Friday, November 25, 2011

Lebanon Family Health Services: Maternal and Newborn Health

This is the first of a 5 part series on "Women's Health".  Thank you to Lebanon Family Health Services for their assistance with this series.

Lebanon Family Health Services
Ann Biser, Donna Williams, Kim Kreider Umble, Vicki DeLoatch
A young couple with a newborn infant fastened to a car seat carrier was exiting Lebanon Family Health Services on a late September day.  In the brightly lit waiting area with neatly arranged children’s toys, a new mother nurses her infant.  Next to her, a pregnant woman waits.  Nutrition information is displayed about the room that is also the home for the WIC program (Women, Infants and Children-special supplemental nutrition program).  As you enter the upstairs hallway, one will find displayed the remnants of a “clothesline project”, an exhibit where colorful t-shirts depict the tragedy endured by those who are survivors of domestic abuse and rape put together by the Sexual Assault and Resource Center.  Each shirt tells its own story of pain, sorrow and agony.  However, like a mother’s embrace, the warmth that permeates the walls of this central Pennsylvania facility encircle the display and all the empowered souls it represents.  They have endured and they are safe in this place.

 It hasn’t always been this way.  In 1973, when Lebanon Family Health Services began, these women had nowhere to go for women’s health services.  Through the years, as the ranks of the uninsured grew, so did the number of women showing up to the emergency room in the Lebanon County community ready to deliver a baby that had never received any prenatal care.  In 1990, their services expanded to include prenatal care.  For over 35 years, The Lebanon Family Health Services has been serving uninsured and underinsured woman with reproductive health and nutrition services. 

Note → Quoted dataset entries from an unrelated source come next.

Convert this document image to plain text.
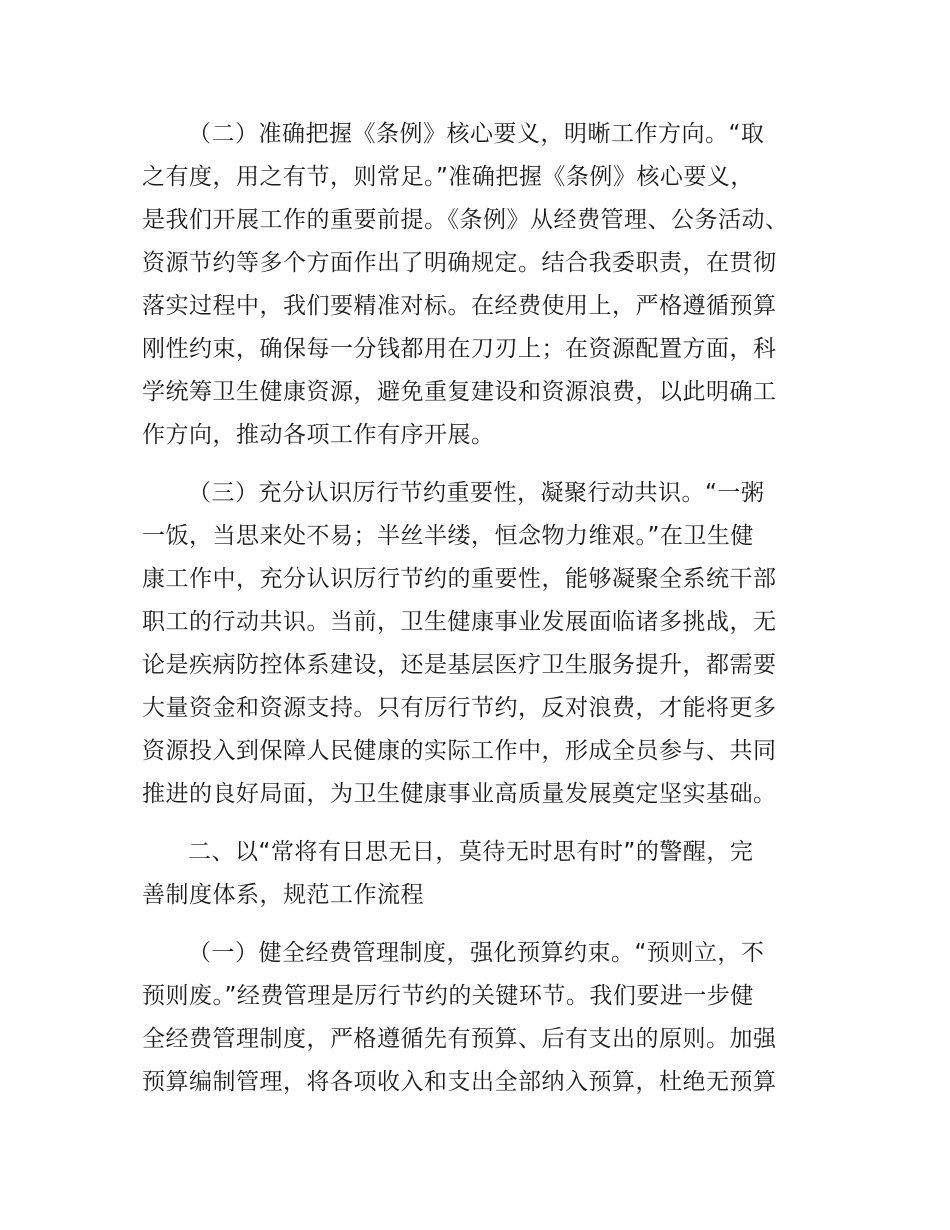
（二）准确把握《条例》核心要义，明晰工作方向。“取

之有度，用之有节，则常足。”准确把握《条例》核心要义，

是我们开展工作的重要前提。《条例》从经费管理、公务活动、

资源节约等多个方面作出了明确规定。结合我委职责，在贯彻

落实过程中，我们要精准对标。在经费使用上，严格遵循预算

刚性约束，确保每一分钱都用在刀刃上；在资源配置方面，科

学统筹卫生健康资源，避免重复建设和资源浪费，以此明确工

作方向，推动各项工作有序开展。

（三）充分认识厉行节约重要性，凝聚行动共识。“一粥

一饭，当思来处不易；半丝半缕，恒念物力维艰。”在卫生健

康工作中，充分认识厉行节约的重要性，能够凝聚全系统干部

职工的行动共识。当前，卫生健康事业发展面临诸多挑战，无

论是疾病防控体系建设，还是基层医疗卫生服务提升，都需要

大量资金和资源支持。只有厉行节约，反对浪费，才能将更多

资源投入到保障人民健康的实际工作中，形成全员参与、共同

推进的良好局面，为卫生健康事业高质量发展奠定坚实基础。

二、以“常将有日思无日，莫待无时思有时”的警醒，完

善制度体系，规范工作流程

（一）健全经费管理制度，强化预算约束。“预则立，不

预则废。”经费管理是厉行节约的关键环节。我们要进一步健

全经费管理制度，严格遵循先有预算、后有支出的原则。加强

预算编制管理，将各项收入和支出全部纳入预算，杜绝无预算
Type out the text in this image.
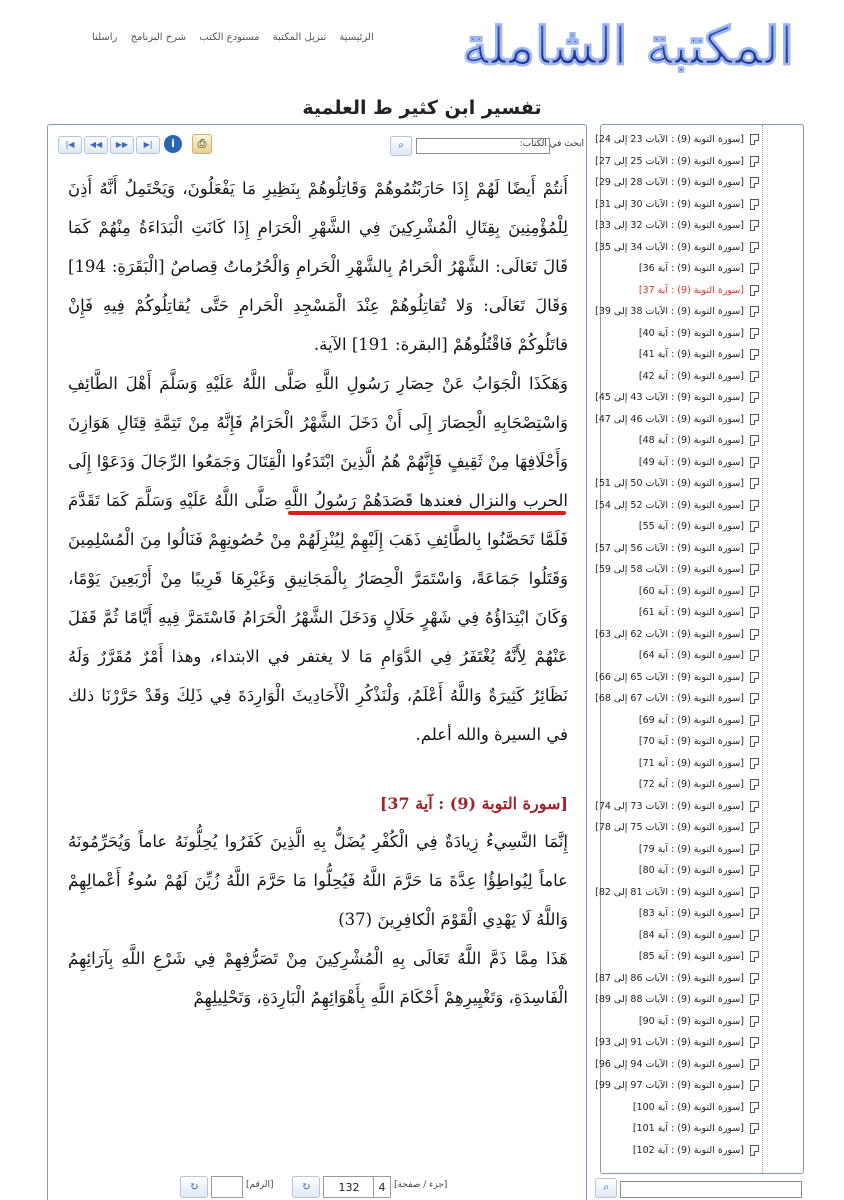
المكتبة الشاملة
الرئيسية تنزيل المكتبة مستودع الكتب شرح البرنامج راسلنا
تفسير ابن كثير ط العلمية
|◀	◀◀	▶▶	▶|	i	⎙	⌕	ابحث في الكتاب:

أَنتُمْ أَيضًا لَهُمْ إِذَا حَارَبْتُمُوهُمْ وَقَاتِلُوهُمْ بِنَظِيرِ مَا يَفْعَلُونَ، وَيَحْتَمِلُ أَنَّهُ أَذِنَ لِلْمُؤْمِنِينَ بِقِتَالِ الْمُشْرِكِينَ فِي الشَّهْرِ الْحَرَامِ إِذَا كَانَتِ الْبَدَاءَةُ مِنْهُمْ كَمَا قَالَ تَعَالَى: الشَّهْرُ الْحَرامُ بِالشَّهْرِ الْحَرامِ وَالْحُرُماتُ قِصاصٌ [الْبَقَرَةِ: 194] وَقَالَ تَعَالَى: وَلا تُقاتِلُوهُمْ عِنْدَ الْمَسْجِدِ الْحَرامِ حَتَّى يُقاتِلُوكُمْ فِيهِ فَإِنْ قاتَلُوكُمْ فَاقْتُلُوهُمْ [البقرة: 191] الآية.

وَهَكَذَا الْجَوَابُ عَنْ حِصَارِ رَسُولِ اللَّهِ صَلَّى اللَّهُ عَلَيْهِ وَسَلَّمَ أَهْلَ الطَّائِفِ وَاسْتِصْحَابِهِ الْحِصَارَ إِلَى أَنْ دَخَلَ الشَّهْرُ الْحَرَامُ فَإِنَّهُ مِنْ تَتِمَّةِ قِتَالِ هَوَازِنَ وَأَحْلَافِهَا مِنْ ثَقِيفٍ فَإِنَّهُمْ هُمُ الَّذِينَ ابْتَدَءُوا الْقِتَالَ وَجَمَعُوا الرِّجَالَ وَدَعَوْا إِلَى الحرب والنزال فعندها قَصَدَهُمْ رَسُولُ اللَّهِ صَلَّى اللَّهُ عَلَيْهِ وَسَلَّمَ كَمَا تَقَدَّمَ فَلَمَّا تَحَصَّنُوا بِالطَّائِفِ ذَهَبَ إِلَيْهِمْ لِيُنْزِلَهُمْ مِنْ حُصُونِهِمْ فَنَالُوا مِنَ الْمُسْلِمِينَ وَقَتَلُوا جَمَاعَةً، وَاسْتَمَرَّ الْحِصَارُ بِالْمَجَانِيقِ وَغَيْرِهَا قَرِيبًا مِنْ أَرْبَعِينَ يَوْمًا، وَكَانَ ابْتِدَاؤُهُ فِي شَهْرٍ حَلَالٍ وَدَخَلَ الشَّهْرُ الْحَرَامُ فَاسْتَمَرَّ فِيهِ أَيَّامًا ثُمَّ قَفَلَ عَنْهُمْ لِأَنَّهُ يُغْتَفَرُ فِي الدَّوَامِ مَا لا يغتفر في الابتداء، وهذا أَمْرٌ مُقَرَّرٌ وَلَهُ نَظَائِرُ كَثِيرَةٌ وَاللَّهُ أَعْلَمُ، وَلْنَذْكُرِ الْأَحَادِيثَ الْوَارِدَةَ فِي ذَلِكَ وَقَدْ حَرَّرْنَا ذلك في السيرة والله أعلم.

[سورة التوبة (9) : آية 37]

إِنَّمَا النَّسِيءُ زِيادَةٌ فِي الْكُفْرِ يُضَلُّ بِهِ الَّذِينَ كَفَرُوا يُحِلُّونَهُ عاماً وَيُحَرِّمُونَهُ عاماً لِيُواطِؤُا عِدَّةَ مَا حَرَّمَ اللَّهُ فَيُحِلُّوا مَا حَرَّمَ اللَّهُ زُيِّنَ لَهُمْ سُوءُ أَعْمالِهِمْ وَاللَّهُ لَا يَهْدِي الْقَوْمَ الْكافِرِينَ (37)

هَذَا مِمَّا ذَمَّ اللَّهُ تَعَالَى بِهِ الْمُشْرِكِينَ مِنْ تَصَرُّفِهِمْ فِي شَرْعِ اللَّهِ بِآرَائِهِمُ الْفَاسِدَةِ، وَتَغْيِيرِهِمْ أَحْكَامَ اللَّهِ بِأَهْوَائِهِمُ الْبَارِدَةِ، وَتَحْلِيلِهِمْ

↻	[الرقم]	↻
132
4	[جزء / صفحة]
[سورة التوبة (9) : الآيات 23 إلى 24]
[سورة التوبة (9) : الآيات 25 إلى 27]
[سورة التوبة (9) : الآيات 28 إلى 29]
[سورة التوبة (9) : الآيات 30 إلى 31]
[سورة التوبة (9) : الآيات 32 إلى 33]
[سورة التوبة (9) : الآيات 34 إلى 35]
[سورة التوبة (9) : آية 36]
[سورة التوبة (9) : آية 37]
[سورة التوبة (9) : الآيات 38 إلى 39]
[سورة التوبة (9) : آية 40]
[سورة التوبة (9) : آية 41]
[سورة التوبة (9) : آية 42]
[سورة التوبة (9) : الآيات 43 إلى 45]
[سورة التوبة (9) : الآيات 46 إلى 47]
[سورة التوبة (9) : آية 48]
[سورة التوبة (9) : آية 49]
[سورة التوبة (9) : الآيات 50 إلى 51]
[سورة التوبة (9) : الآيات 52 إلى 54]
[سورة التوبة (9) : آية 55]
[سورة التوبة (9) : الآيات 56 إلى 57]
[سورة التوبة (9) : الآيات 58 إلى 59]
[سورة التوبة (9) : آية 60]
[سورة التوبة (9) : آية 61]
[سورة التوبة (9) : الآيات 62 إلى 63]
[سورة التوبة (9) : آية 64]
[سورة التوبة (9) : الآيات 65 إلى 66]
[سورة التوبة (9) : الآيات 67 إلى 68]
[سورة التوبة (9) : آية 69]
[سورة التوبة (9) : آية 70]
[سورة التوبة (9) : آية 71]
[سورة التوبة (9) : آية 72]
[سورة التوبة (9) : الآيات 73 إلى 74]
[سورة التوبة (9) : الآيات 75 إلى 78]
[سورة التوبة (9) : آية 79]
[سورة التوبة (9) : آية 80]
[سورة التوبة (9) : الآيات 81 إلى 82]
[سورة التوبة (9) : آية 83]
[سورة التوبة (9) : آية 84]
[سورة التوبة (9) : آية 85]
[سورة التوبة (9) : الآيات 86 إلى 87]
[سورة التوبة (9) : الآيات 88 إلى 89]
[سورة التوبة (9) : آية 90]
[سورة التوبة (9) : الآيات 91 إلى 93]
[سورة التوبة (9) : الآيات 94 إلى 96]
[سورة التوبة (9) : الآيات 97 إلى 99]
[سورة التوبة (9) : آية 100]
[سورة التوبة (9) : آية 101]
[سورة التوبة (9) : آية 102]
⌕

 The benefits of prenatal care are conclusive.  Women who receive prenatal care while pregnant experience a dramatic reduction in maternal deaths, low birth-weight babies, miscarriages, birth defects and many other preventable infant problems.  However, with roughly 13% of woman being uninsured and many others considered underinsured because their health insurance policies either do not cover prenatal care or consider it a pre-existing condition, many woman, particularly minority woman are not able to access this vital and research proven medical care.[1]  The sad reality, as the numbers of uninsured has grown over the past few decades, so has the grim statistic of infant mortality.   According to the Centers for Disease Control, in 1960, the United States ranked 12th in infant mortality, 23rd in 1990 and 29th in 2004.

 In 2014, because of the Patient Protection and Affordable Care Act (PPACA), these women that have utilized Lebanon Family Health Services will now be insured.  Above all however, the PPACA also states that as part of the essential benefits, healthcare items that insurance plans are now mandated to cover, prenatal and infant care are included.   It has become a question to many that have worked for decades helping the uninsured acquire access to healthcare what will happen to places like The Lebanon Family Health Services.  For Kim Kreider-Umble, CEO of Lebanon Family Health Services, she welcomes this change.  “Bring them on,” she responds in response to the new inflow of patients.  After all, this is what she and advocates like her have been fighting to achieve for decades.  “Now, this can be a place of choice instead of a place of need for our clients,” she explains.  They plan on marketing directly to this population with their quality services and meet the increased demand with smart utilization of resources such as schedule adjusting and doubling duties.  “After all,” Kim concludes, “Healthcare is a right, not a privilege!”